< Hosea 12 >

1 Ephraim striveth after wind, and followeth after the east wind; all the day he multiplieth lies and desolation; and they make a covenant with Assyria, and oil is carried into Egypt.
Efraim weidt zich met wind, en jaagt den oostenwind na; den gansen dag vermenigvuldigt hij leugen en verwoesting; en zij maken verbond met Assur, en de olie wordt naar Egypte gevoerd.
2 The LORD hath also a controversy with Judah, and will punish Jacob according to his ways, according to his doings will He recompense him.
Ook heeft de HEERE een twist met Juda, en Hij zal bezoeking doen over Jakob naar zijn wegen, naar zijn handelingen zal Hij hem vergelden.
3 In the womb he took his brother by the heel, and by his strength he strove with a godlike being;
In moeders buik hield hij zijn broeder bij de verzenen; en in zijn kracht gedroeg hij zich vorstelijk met God.
4 So he strove with an angel, and prevailed; he wept, and made supplication unto him; at Beth-el he would find him, and there he would speak with us;
Ja, hij gedroeg zich vorstelijk tegen den Engel, en overmocht Hem; hij weende en smeekte Hem. Te Beth-El vond hij Hem, en aldaar sprak Hij met ons;
5 But the LORD, the God of hosts, the LORD is His name.
Namelijk, de HEERE, de God der heirscharen; HEERE is Zijn gedenknaam.
6 Therefore turn thou to thy God; keep mercy and justice, and wait for thy God continually.
Gij dan, bekeer u tot uw God, bewaar weldadigheid en recht, en wacht geduriglijk op uw God.

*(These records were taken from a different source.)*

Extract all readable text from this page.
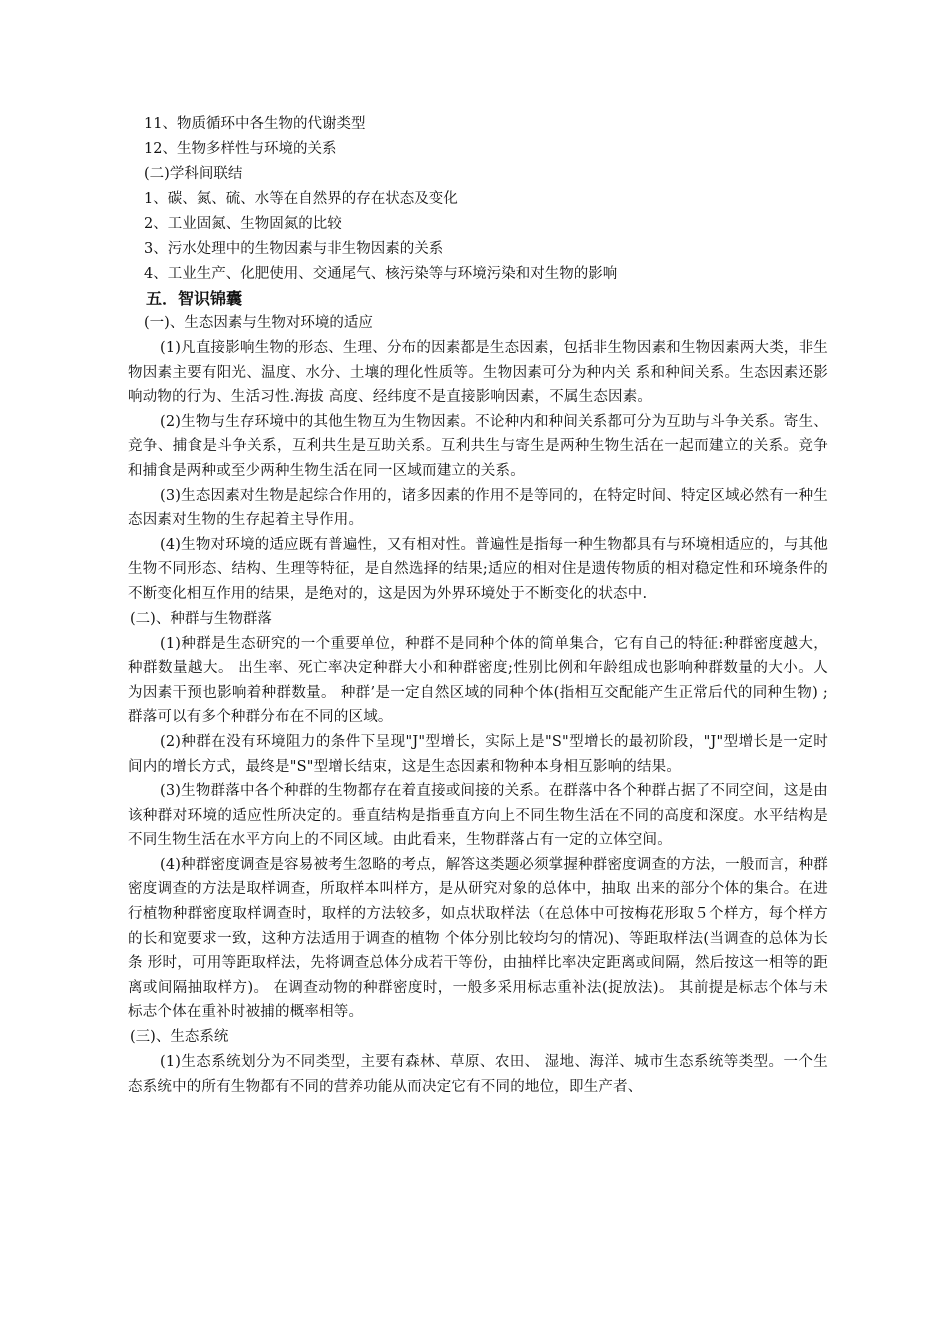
11、物质循环中各生物的代谢类型

12、生物多样性与环境的关系

(二)学科间联结

1、碳、氮、硫、水等在自然界的存在状态及变化

2、工业固氮、生物固氮的比较

3、污水处理中的生物因素与非生物因素的关系

4、工业生产、化肥使用、交通尾气、核污染等与环境污染和对生物的影响

五．智识锦囊

(一)、生态因素与生物对环境的适应

(1)凡直接影响生物的形态、生理、分布的因素都是生态因素，包括非生物因素和生物因素两大类，非生物因素主要有阳光、温度、水分、土壤的理化性质等。生物因素可分为种内关 系和种间关系。生态因素还影响动物的行为、生活习性.海拔 高度、经纬度不是直接影响因素，不属生态因素。

(2)生物与生存环境中的其他生物互为生物因素。不论种内和种间关系都可分为互助与斗争关系。寄生、竞争、捕食是斗争关系，互利共生是互助关系。互利共生与寄生是两种生物生活在一起而建立的关系。竞争和捕食是两种或至少两种生物生活在同一区域而建立的关系。

(3)生态因素对生物是起综合作用的，诸多因素的作用不是等同的，在特定时间、特定区域必然有一种生态因素对生物的生存起着主导作用。

(4)生物对环境的适应既有普遍性，又有相对性。普遍性是指每一种生物都具有与环境相适应的，与其他生物不同形态、结构、生理等特征，是自然选择的结果;适应的相对住是遗传物质的相对稳定性和环境条件的不断变化相互作用的结果，是绝对的，这是因为外界环境处于不断变化的状态中.

(二)、种群与生物群落

(1)种群是生态研究的一个重要单位，种群不是同种个体的简单集合，它有自己的特征:种群密度越大，种群数量越大。 出生率、死亡率决定种群大小和种群密度;性别比例和年龄组成也影响种群数量的大小。人为因素干预也影响着种群数量。 种群’是一定自然区域的同种个体(指相互交配能产生正常后代的同种生物) ;群落可以有多个种群分布在不同的区域。

(2)种群在没有环境阻力的条件下呈现"J"型增长，实际上是"S"型增长的最初阶段，"J"型增长是一定时间内的增长方式，最终是"S"型增长结束，这是生态因素和物种本身相互影响的结果。

(3)生物群落中各个种群的生物都存在着直接或间接的关系。在群落中各个种群占据了不同空间，这是由该种群对环境的适应性所决定的。垂直结构是指垂直方向上不同生物生活在不同的高度和深度。水平结构是不同生物生活在水平方向上的不同区域。由此看来，生物群落占有一定的立体空间。

(4)种群密度调查是容易被考生忽略的考点，解答这类题必须掌握种群密度调查的方法，一般而言，种群密度调查的方法是取样调查，所取样本叫样方，是从研究对象的总体中，抽取 出来的部分个体的集合。在进行植物种群密度取样调查时，取样的方法较多，如点状取样法（在总体中可按梅花形取５个样方，每个样方的长和宽要求一致，这种方法适用于调查的植物 个体分别比较均匀的情况)、等距取样法(当调查的总体为长条 形时，可用等距取样法，先将调查总体分成若干等份，由抽样比率决定距离或间隔，然后按这一相等的距离或间隔抽取样方)。 在调查动物的种群密度时，一般多采用标志重补法(捉放法)。 其前提是标志个体与未标志个体在重补时被捕的概率相等。

(三)、生态系统

(1)生态系统划分为不同类型，主要有森林、草原、农田、 湿地、海洋、城市生态系统等类型。一个生态系统中的所有生物都有不同的营养功能从而决定它有不同的地位，即生产者、
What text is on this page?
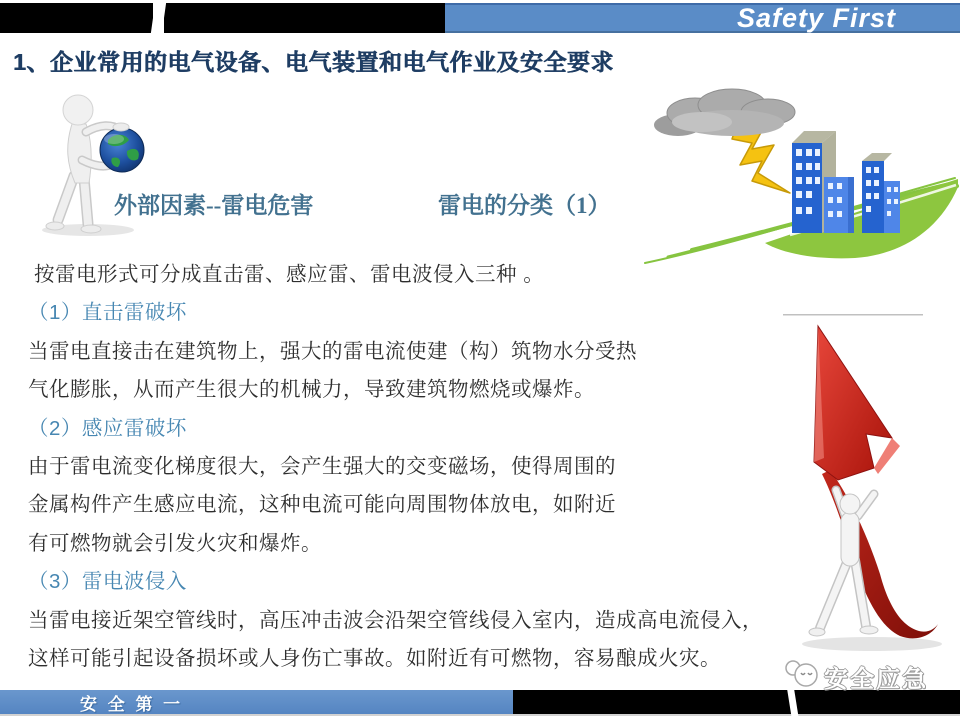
Safety First
1、企业常用的电气设备、电气装置和电气作业及安全要求
外部因素--雷电危害	雷电的分类（1）
按雷电形式可分成直击雷、感应雷、雷电波侵入三种 。
（1）直击雷破坏
当雷电直接击在建筑物上，强大的雷电流使建（构）筑物水分受热
气化膨胀，从而产生很大的机械力，导致建筑物燃烧或爆炸。
（2）感应雷破坏
由于雷电流变化梯度很大，会产生强大的交变磁场，使得周围的
金属构件产生感应电流，这种电流可能向周围物体放电，如附近
有可燃物就会引发火灾和爆炸。
（3）雷电波侵入
当雷电接近架空管线时，高压冲击波会沿架空管线侵入室内，造成高电流侵入，
这样可能引起设备损坏或人身伤亡事故。如附近有可燃物，容易酿成火灾。
安全应急
安 全 第 一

7 As for the trafficker, the balances of deceit are in his hand. He loveth to oppress.
In des koopmans hand is een bedriegelijke weegschaal, hij bemint te verdrukken;
8 And Ephraim said: 'Surely I am become rich, I have found me wealth; in all my labours they shall find in me no iniquity that were sin.'
Nog zegt Efraim: Evenwel ben ik rijk geworden, ik heb mij groot goed verkregen; in al mijn arbeid zullen zij mij geen ongerechtigheid vinden, die zonde zij.

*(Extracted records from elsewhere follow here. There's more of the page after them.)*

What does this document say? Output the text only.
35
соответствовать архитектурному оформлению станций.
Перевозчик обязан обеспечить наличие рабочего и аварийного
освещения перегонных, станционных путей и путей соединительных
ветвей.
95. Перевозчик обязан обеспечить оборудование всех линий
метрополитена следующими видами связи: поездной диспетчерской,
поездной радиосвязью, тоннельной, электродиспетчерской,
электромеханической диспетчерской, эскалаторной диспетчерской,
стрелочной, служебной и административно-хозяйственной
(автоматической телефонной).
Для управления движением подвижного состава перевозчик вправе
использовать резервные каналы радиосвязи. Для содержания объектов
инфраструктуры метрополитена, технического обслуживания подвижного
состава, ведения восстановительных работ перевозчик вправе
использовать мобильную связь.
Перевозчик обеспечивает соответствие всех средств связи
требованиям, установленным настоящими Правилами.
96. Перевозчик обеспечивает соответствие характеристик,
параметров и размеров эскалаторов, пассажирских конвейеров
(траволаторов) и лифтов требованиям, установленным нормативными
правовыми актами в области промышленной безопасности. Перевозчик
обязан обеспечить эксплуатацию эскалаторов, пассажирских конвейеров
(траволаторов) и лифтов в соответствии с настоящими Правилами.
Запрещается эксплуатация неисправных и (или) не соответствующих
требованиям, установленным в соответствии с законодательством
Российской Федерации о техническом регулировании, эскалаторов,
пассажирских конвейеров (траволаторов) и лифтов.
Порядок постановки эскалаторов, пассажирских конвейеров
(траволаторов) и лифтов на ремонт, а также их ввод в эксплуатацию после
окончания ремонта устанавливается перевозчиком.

9 But I am the LORD thy God from the land of Egypt; I will yet again make thee to dwell in tents, as in the days of the appointed season.

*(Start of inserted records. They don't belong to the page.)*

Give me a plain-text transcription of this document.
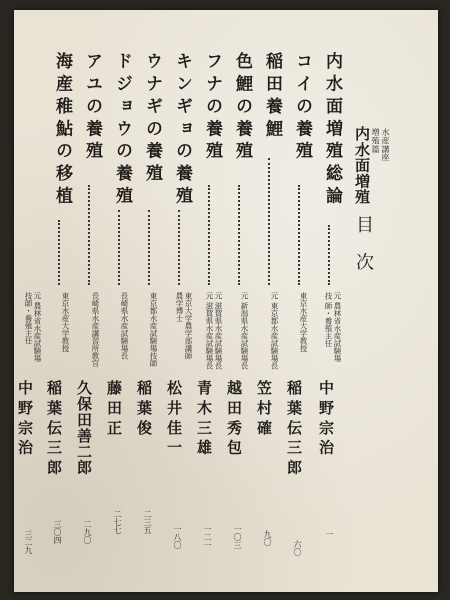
水産講座
増殖篇
内水面増殖
目次
内水面増殖総論
元 農林省水産試験場
技 師・養殖主任
中野宗治
一
コイの養殖
東京水産大学教授
稲葉伝三郎
六〇
稲田養鯉
元 東京都水産試験場長
笠村確
九〇
色鯉の養殖
元 新潟県水産試験場長
越田秀包
一〇三
フナの養殖
元 滋賀県水産試験場長
元 滋賀県水産試験場長
青木三雄
一二一
キンギョの養殖
東京大学農学部講師
農学博士
松井佳一
一八〇
ウナギの養殖
東京都水産試験場技師
稲葉俊
二三五
ドジョウの養殖
長崎県水産試験場長
藤田正
二七七
アユの養殖
長崎県水産講習所教官
久保田善二郎
二九〇
海産稚鮎の移植
東京水産大学教授
稲葉伝三郎
三〇四
元 農林省水産試験場
技師・養殖主任
中野宗治
三二九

Maar Ik ben de HEERE, uw God, van Egypteland af; Ik zal u nog in tenten doen wonen, als in de dagen der samenkomst;
10 I have also spoken unto the prophets, and I have multiplied visions; and by the ministry of the prophets have I used similitudes.
En Ik zal spreken tot de profeten, en Ik zal het gezicht vermenigvuldigen; en door den dienst der profeten zal Ik gelijkenissen voorstellen.
11 If Gilead be given to iniquity becoming altogether vanity, in Gilgal they sacrifice unto bullocks; yea, their altars shall be as heaps in the furrows of the field.
Zekerlijk is Gilead ongerechtigheid, zij zijn enkel ijdelheid; te Gilgal offeren zij ossen, ja, hun altaren zijn als steen hopen op de voren der velden.
12 And Jacob fled into the field of Aram, and Israel served for a wife, and for a wife he kept sheep.
Jakob vlood toch naar het veld van Syrie, en Israel diende om een vrouw, en hoedde om een vrouw.
13 And by a prophet the LORD brought Israel up out of Egypt, and by a prophet was he kept.
Maar de HEERE voerde Israel op uit Egypte door een profeet, en door een profeet werd hij gehoed.
14 Ephraim hath provoked most bitterly; therefore shall his blood be cast upon him, and his reproach shall his Lord return unto him.
Efraim daarentegen heeft Hem zeer bitterlijk vertoornd; daarom zal Hij zijn bloed op hem laten, en zijn Heere zal hem zijn smaad vergelden.